The readings this week champion similar methods. They are methods we have been discussing before: letting kids choose to read what interests them, accepting electronic literacies, expanding beyond the traditional canon.
The Farewell to A Farewell to Arms article suggests that we move beyond the class novel. They assert that there is a lack of enthusiasm for titles such as To Kill a Mocking Bird and Lord of the Flies. I believe this is true for some titles, but I would like to point out that in the reading Assessing adolescents’ motivation to read, the authors write “Two dislikers of reading said that the most interesting story or book they had read was in English class- Lord of the Flies and The Great Gatsby.” (Sorry I can’t see page numbers but it comes near the end of the article under the heading “teachers and instructional methods”). I found this to be an interesting conflict between the two articles. In the Farewell article, the authors provide no studies to support their assertion that hardly anyone likes these titles. I know I am being nit-picky here, so I will move on and get back to talking about what I learned from the articles.

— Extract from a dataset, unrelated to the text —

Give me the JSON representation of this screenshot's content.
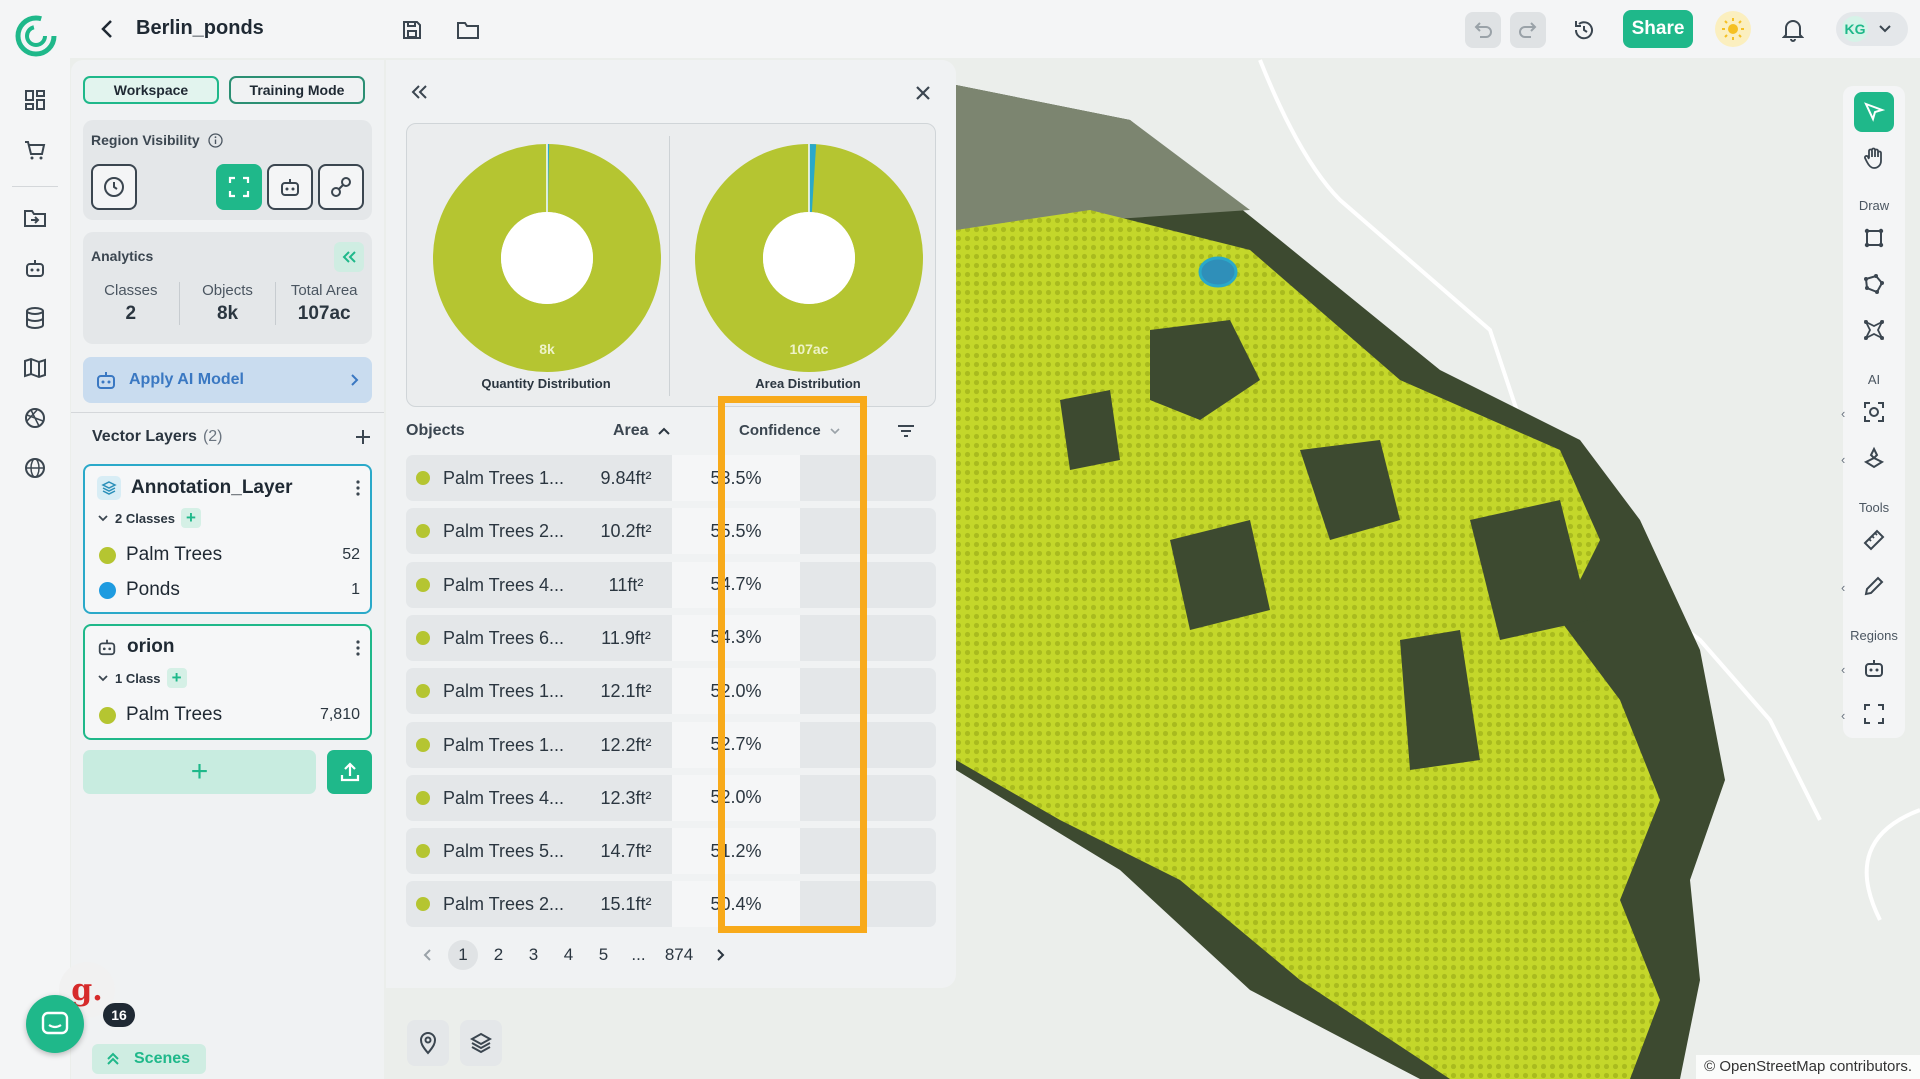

I think we can all agree that moving beyond the canon is a good thing. As teachers we should be selective of what we choose from the canon, and we should look outside of it for novels that will capture the interest of our students. While I think “deemphasizing” the whole- class novel” (Fisher and Ivey 494) has merits, I do not think it should be abandoned all together. In the Assessing adolescents’ motivation to read article, I was struck by the student named Jason who “‘never’ likes to read” but read everything he could about hunting. Other students reported spending much time with internet literacies.
As I read about the failures of the whole-class novel, the students who only like to read what they are interested in, and the students who enjoy the internet, I thought perhaps we could use the best aspects of tradition and combine them with the best aspects of new methods. What if we had students read a whole-class novel (which could be from the canon OR outside of it), and we had them read something of their choice simultaneously. Their “choice” reading could be a novel, magazine, newspaper, internet blog, fanfiction, pod-cast, etc. Teachers could assess the student’s “choice” work by their resposes to the text. For example, if it’s a newspaper, maybe they write a letter. They mail in a copy to the editor and hand in a copy to the teacher. Maybe they respond in a comment to the internet blog that they like to read. Maybe they create their own fanfiction in response to other fanfictions that they have read. I think this is an exciting way to get kids involved outside of the whole-class novel. I don’t think the whole-class novel should be disregarded, though. Perhaps the whole-class novel and the choice text are equally weighted. What does everyone else think of this method?